I loved the list of different types of women you want to date.
Janine wrote a lot of those. They would not show them to me until I was in that scene. So I got a freaking clipboard with Cigar Mommy and Peg Bundy. Just looking at that stuff right when you sit down to do the scene and you’re having to check off these people, it’s a gift that is so up my alley. So up my theater nerd alley, so up my female friendship alley, it’s all these things so that it is a challenge for me to be in it and actually absorb it. That’s a beautiful gift in my life to have something so good that I can’t believe it’s happening.
What was it like to be cast as a lead?
A.P. Bio was my first time I had a regular part on a series and wasn’t just a guest star. My character was very much the comic relief in some things and the crazy relief in some things. It was the first time I ever really significantly felt like a working actor, that I could pay my bills with what I’m doing and I didn’t have to just do it as the side thing and then be hustling, always writing, and pitching. So that was really, really fun. But this one—I think because it is these four women and it’s musical—is so in my pleasure zone of everything I’ve always wanted to do. I came out of the womb harmonizing, doing my alto line. It’s my favorite thing on earth to do.
It’s interesting that you’ve gone from such a comedy background to be on stage with Broadway stars. It’s four women who all come from very different paths.
I sang with Renée on “Co-Op” [an episode of the IFC series Documentary Now! that spoofed the D.A. Pennebaker documentary about the making of the Company cast album], and that was my first musical. It was incredibly fun and it went too fast. It was like we got to the end and we were such theater nerds, all of us, and some of us were Broadway stars like her, and it was like, “Wait, this is over.” And Richard Kind was like, “Wait, we’re done already? We’re not going on a tour with ‘Co-Op?’” It gave me that little taste of harmonizing and singing with people and learning parts. I’m just a musical theater person through and through.

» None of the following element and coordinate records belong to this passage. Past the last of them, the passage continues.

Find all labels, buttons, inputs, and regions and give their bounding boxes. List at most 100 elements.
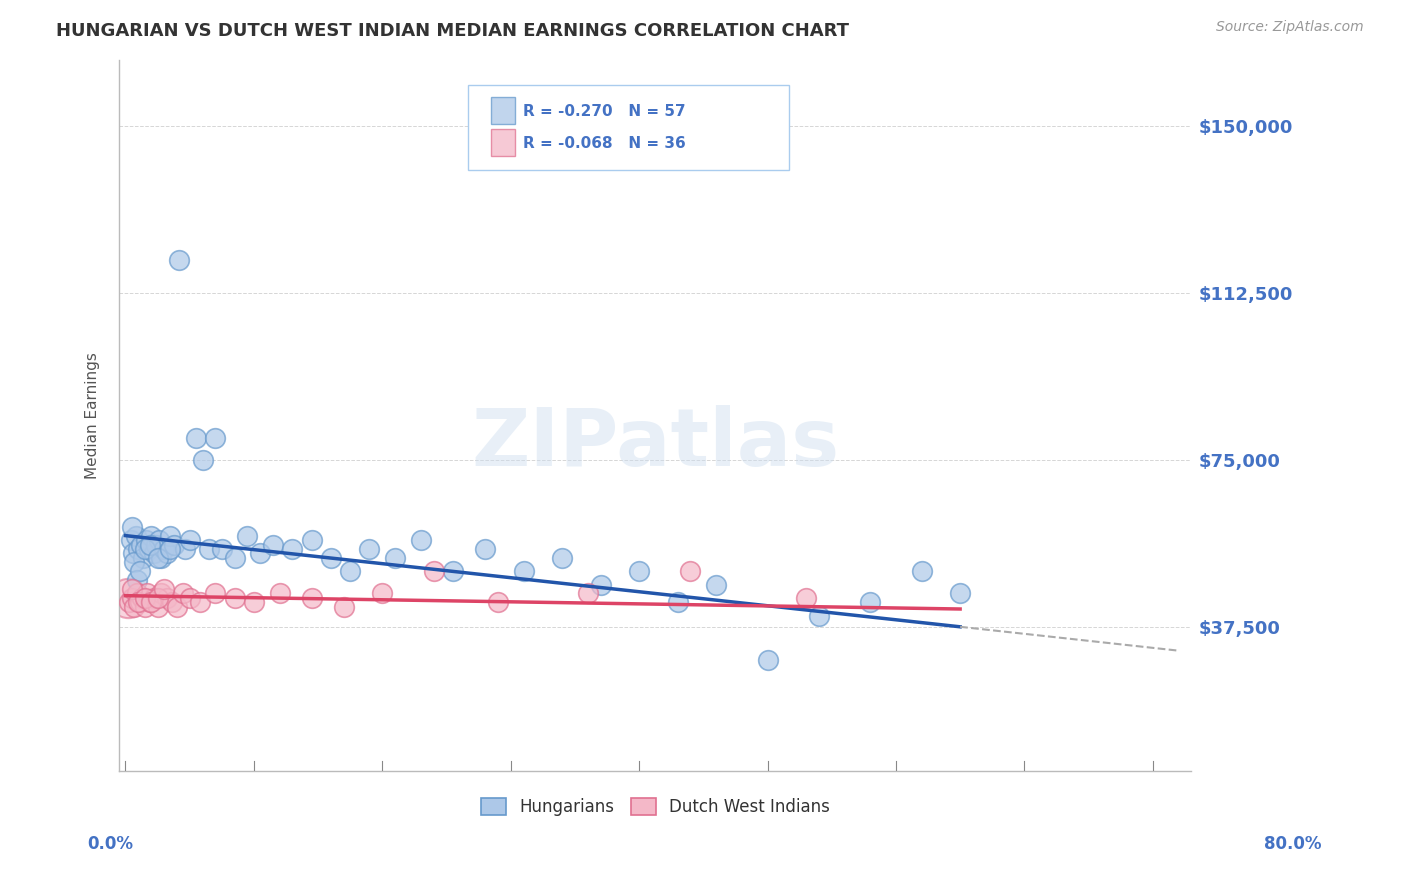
Point (224, 550, 246, 565)
Point (159, 528, 181, 542)
Point (134, 591, 156, 605)
Point (486, 595, 509, 609)
Text: R = -0.270   N = 57: R = -0.270 N = 57 (523, 104, 686, 119)
Point (179, 591, 201, 605)
Y-axis label: Median Earnings: Median Earnings (86, 352, 100, 479)
Point (339, 564, 361, 578)
Point (142, 591, 165, 605)
Point (155, 546, 177, 560)
Point (794, 591, 817, 605)
Point (441, 564, 464, 578)
Text: Source: ZipAtlas.com: Source: ZipAtlas.com (1216, 20, 1364, 34)
Point (184, 431, 207, 445)
Point (117, 591, 139, 605)
Point (153, 541, 176, 556)
Point (211, 541, 233, 556)
Point (512, 564, 534, 578)
Point (628, 564, 651, 578)
Point (141, 528, 163, 542)
Point (166, 599, 188, 614)
Point (138, 541, 160, 556)
Point (127, 541, 149, 556)
Point (118, 595, 141, 609)
Point (679, 564, 702, 578)
Point (859, 595, 882, 609)
Text: ZIPatlas: ZIPatlas (471, 405, 839, 483)
Point (179, 533, 201, 547)
Point (124, 555, 146, 569)
Point (150, 550, 173, 565)
Point (204, 586, 226, 600)
Point (359, 541, 381, 556)
Point (384, 550, 406, 565)
Text: 80.0%: 80.0% (1264, 835, 1322, 853)
Point (474, 541, 496, 556)
Point (666, 595, 689, 609)
Point (704, 577, 727, 591)
Point (141, 595, 163, 609)
Point (173, 541, 195, 556)
Point (422, 564, 444, 578)
Point (127, 595, 149, 609)
Point (269, 586, 291, 600)
Point (163, 537, 186, 551)
FancyBboxPatch shape (491, 128, 515, 156)
FancyBboxPatch shape (468, 85, 789, 169)
Text: R = -0.068   N = 36: R = -0.068 N = 36 (523, 136, 686, 151)
Point (135, 533, 157, 547)
Point (146, 550, 169, 565)
Point (319, 550, 342, 565)
Point (224, 591, 246, 605)
Point (125, 528, 148, 542)
Point (150, 586, 173, 600)
Point (128, 595, 150, 609)
Point (243, 595, 266, 609)
Point (371, 586, 394, 600)
Point (172, 586, 194, 600)
Point (132, 550, 155, 565)
Point (139, 595, 162, 609)
Point (262, 537, 284, 551)
Point (124, 599, 146, 614)
Point (198, 541, 221, 556)
Point (589, 577, 612, 591)
Point (236, 528, 259, 542)
Point (949, 586, 972, 600)
Point (139, 537, 162, 551)
Point (301, 591, 323, 605)
Point (122, 546, 145, 560)
Point (134, 599, 156, 614)
Point (159, 541, 181, 556)
Point (332, 599, 354, 614)
Point (160, 595, 183, 609)
Point (910, 564, 932, 578)
Text: 0.0%: 0.0% (87, 835, 134, 853)
Point (125, 586, 148, 600)
Point (121, 519, 143, 533)
Point (134, 541, 156, 556)
Point (191, 453, 214, 467)
Point (409, 533, 432, 547)
Text: HUNGARIAN VS DUTCH WEST INDIAN MEDIAN EARNINGS CORRELATION CHART: HUNGARIAN VS DUTCH WEST INDIAN MEDIAN EA… (56, 22, 849, 40)
Point (155, 591, 177, 605)
Point (756, 653, 779, 667)
Point (129, 537, 152, 551)
Point (169, 252, 191, 267)
FancyBboxPatch shape (491, 96, 515, 124)
Point (551, 550, 574, 565)
Point (146, 591, 169, 605)
Point (807, 608, 830, 623)
Point (188, 595, 211, 609)
Point (148, 533, 170, 547)
Point (128, 564, 150, 578)
Point (131, 591, 153, 605)
Point (153, 582, 176, 596)
Point (121, 591, 143, 605)
Point (121, 582, 143, 596)
Point (120, 533, 142, 547)
Point (204, 431, 226, 445)
Legend: Hungarians, Dutch West Indians: Hungarians, Dutch West Indians (481, 798, 830, 816)
Point (136, 586, 159, 600)
Point (249, 546, 271, 560)
Point (576, 586, 599, 600)
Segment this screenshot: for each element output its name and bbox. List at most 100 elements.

I’ve learned a lot from Sara [Bareilles] too. She’s just a legit singer-songwriter star. Her songs are just iconic. You’ll just be walking in a place and just hearing her big hits, and the songs she writes for our show are so heart-feeling. That’s what I love about Meredith [Scardino], to create a show that we can have the most ridiculous song. Like last night we sang one of our songs “Dream Girlfriends” and the lyrics are “dream girlfriends, because our dads are dead.”
It’s the darkest, hilarious, hard-comedy, funny lyrics. Then Sara will write things where we gel together in this emotion. We look at each other with tears in our eyes, and it’s real, but also our characters are looking at each other, like “I love you and we’re going to do this.” It’s what the world needs. I love sarcasm in comedy. I love parody. I love all the snarky parts of comedy. I really do. I’ve certainly written plenty of that too. But I always said that at SNL, my favorite characters to write were joyful losers. Bobbi and Marty Culp were always like, “Please put that middle finger down.” Picture this audience at every event they’re doing that’s like, “Fuck you. Go away.” But they love what they’re doing so much, they’re going to just do it with joy, and eventually they’re going to win you over. That’s what I love, because that how I am myself.
This interview has been edited and condensed for clarity.